By DINPPKP 06 Mei 2025, 15:34:49 WIB Pangan
MONITORING STOK DAN HARGA GABAH/BERAS  DI PENGGILINGAN PADI TAHUN 2025

MONITORING STOK DAN HARGA GABAH/BERAS

DI PENGGILINGAN PADI TAHUN 2025

 

Monitoring stok dan harga gabah/beras di penggilingan padi (06/05/2025), dilaksanakan oleh Dinas Ketahanan Pangan dan Pertanian (DKPP) Kabupaten Purworejo. Pada kesempatan monitoring, petugas Bidang Pangan DKPP Kabupaten Purworejo (Sahadewa Fikri Kautsar, S.P. dan Segalih Setiawan), menjelaskan bahwa tujuan kegiatan monitoring ini antara lain adalah (a) untuk mengetahui jumlah stok GKP (Gabah Kering Panen), GKG (Gabah Kering Giling), beras medium dan lainnya, (b) mengetahui harga per kg GKP (Gabah Kering Panen), GKG (Gabah Kering Giling), beras medium dan lainnya, (c) serta untuk mengetahui tujuan dan jumlah penjualan beras dalam kurun waktu seminggu sampai dengan sebulan.

 

 

 

 

 

 

 

 

 

Dijelaskan bahwa skema pelaksanaan kegiatan monitoring stok dan harga  gabah/beras di penggilingan padi ini dilaksanakan dengan cara petugas Bidang Pangan DKPP Kabupaten Purworejo melakukan rekap data dengan mekanisme pengumpulan data oleh petugas setiap sebulan sekali yaitu pada awal bulan untuk kemudian dihitung sebagai stok akhir bulan sebelumnya.

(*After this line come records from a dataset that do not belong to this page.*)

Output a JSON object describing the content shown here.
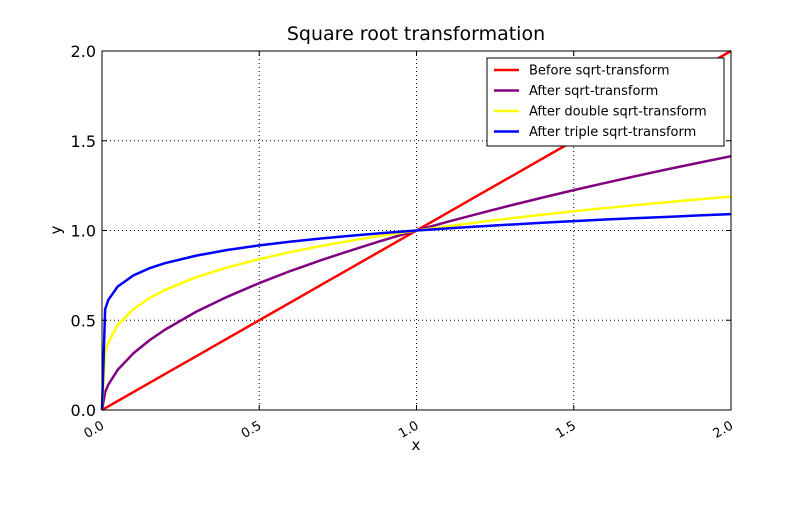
{
  "chart_data": {
    "type": "line",
    "title": "Square root transformation",
    "xlabel": "x",
    "ylabel": "y",
    "xlim": [
      0.0,
      2.0
    ],
    "ylim": [
      0.0,
      2.0
    ],
    "grid": true,
    "legend_position": "top-right",
    "x_ticks": [
      "0.0",
      "0.5",
      "1.0",
      "1.5",
      "2.0"
    ],
    "y_ticks": [
      "0.0",
      "0.5",
      "1.0",
      "1.5",
      "2.0"
    ],
    "x": [
      0.0,
      0.01,
      0.02,
      0.05,
      0.1,
      0.15,
      0.2,
      0.3,
      0.4,
      0.5,
      0.6,
      0.7,
      0.8,
      0.9,
      1.0,
      1.1,
      1.2,
      1.3,
      1.4,
      1.5,
      1.6,
      1.7,
      1.8,
      1.9,
      2.0
    ],
    "series": [
      {
        "name": "Before sqrt-transform",
        "color": "#ff0000",
        "values": [
          0.0,
          0.01,
          0.02,
          0.05,
          0.1,
          0.15,
          0.2,
          0.3,
          0.4,
          0.5,
          0.6,
          0.7,
          0.8,
          0.9,
          1.0,
          1.1,
          1.2,
          1.3,
          1.4,
          1.5,
          1.6,
          1.7,
          1.8,
          1.9,
          2.0
        ]
      },
      {
        "name": "After sqrt-transform",
        "color": "#800080",
        "values": [
          0.0,
          0.1,
          0.141,
          0.224,
          0.316,
          0.387,
          0.447,
          0.548,
          0.632,
          0.707,
          0.775,
          0.837,
          0.894,
          0.949,
          1.0,
          1.049,
          1.095,
          1.14,
          1.183,
          1.225,
          1.265,
          1.304,
          1.342,
          1.378,
          1.414
        ]
      },
      {
        "name": "After double sqrt-transform",
        "color": "#ffff00",
        "values": [
          0.0,
          0.316,
          0.376,
          0.473,
          0.562,
          0.622,
          0.669,
          0.74,
          0.795,
          0.841,
          0.88,
          0.915,
          0.946,
          0.974,
          1.0,
          1.024,
          1.047,
          1.068,
          1.088,
          1.107,
          1.125,
          1.142,
          1.158,
          1.174,
          1.189
        ]
      },
      {
        "name": "After triple sqrt-transform",
        "color": "#0000ff",
        "values": [
          0.0,
          0.562,
          0.613,
          0.688,
          0.75,
          0.789,
          0.818,
          0.86,
          0.892,
          0.917,
          0.938,
          0.956,
          0.972,
          0.987,
          1.0,
          1.012,
          1.023,
          1.033,
          1.043,
          1.052,
          1.061,
          1.069,
          1.076,
          1.084,
          1.091
        ]
      }
    ]
  }
}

Pada kesempatan kali ini, monitoring dilakukan pada 3 penggilingan padi (1 kapasitas besar, 1 kapasitas menengah dan 1 kapasitas kecil), yaitu Penggilingan Padi UD. Sri Rejeki (kapasitas besar), UD. Sri Mulyo (kapasitas menegah) dan Sehat (kapasitas kecil).

 

 

 

 

 

 

 

 

Penggilingan Padi UD. Sri Rejeki merupakan salah satu penggilingan besar yang ada di Desa Seboropasar, Kecamatan Ngombol, Kabupaten Purworejo. Pemilik Bpk. M. Jazim Khamidi mengatakan, “bahwa saat ini untuk stok GKP, GKG bahkan sampai beras medium sedang kosong, dikarenakan kami sekarang bermitra dengan Perum Bulog dan hanya menerima GKG dari mereka. Kemudian, GKG kami gilingkan dan kembalikan dalam bentuk beras serta pemasaran kepada Perum Bulog Cabang Butuh Kabupaten Purworejo”. Dalam kurun waktu sebulan kebelakang, penggilingan padi ini menerima GKG kurang lebih 1000 ton dengan harga dibeli oleh Perum Bulog 6.500/kg rupiah, serta menghasilkan 300 ton beras.

 

 

 

 

 

 

 

 

Pada lokasi yang berbeda, Pipa (Penggilingan Padi) UD. Sri Mulyo bertempat di Desa Karangmulyo, Kecamatan Purwodadi dan Pipa Sehat di Desa Wunut, Kecamatan Ngombol di Kabupaten Purworejo tidak sedang bermitra dengan Perum Bulog untuk kegiatan serapan gabah serta memiliki stok GKG dan beras medium. Dalam waktu seminggu, Pipa UD. Sri Mulyo dapat menjual beras medium sebesar 25 ton harga 12.500/kg rupiah tujuan Temanggung, Magelang, Purworejo, sedangkan Pipa Sehat sebesar 2 ton harga 12.500/kg rupiah tujuan sekitar Purworejo. Jumlah penjulan kali ini terbilang stabil dengan minggu-minggu sebelumya, mengingat penggilingan padi mereka sempat berhenti operasional dikarenakan sedang libur hari raya selama 2 pekan pada Bulan April 2025. Dengan mengetahui data stok dan harga gabah/beras, dapat digunakan untuk mengantisipasi kekurangan ataupun kelebihan ketersediaan pangan serta gejolak harga pangan.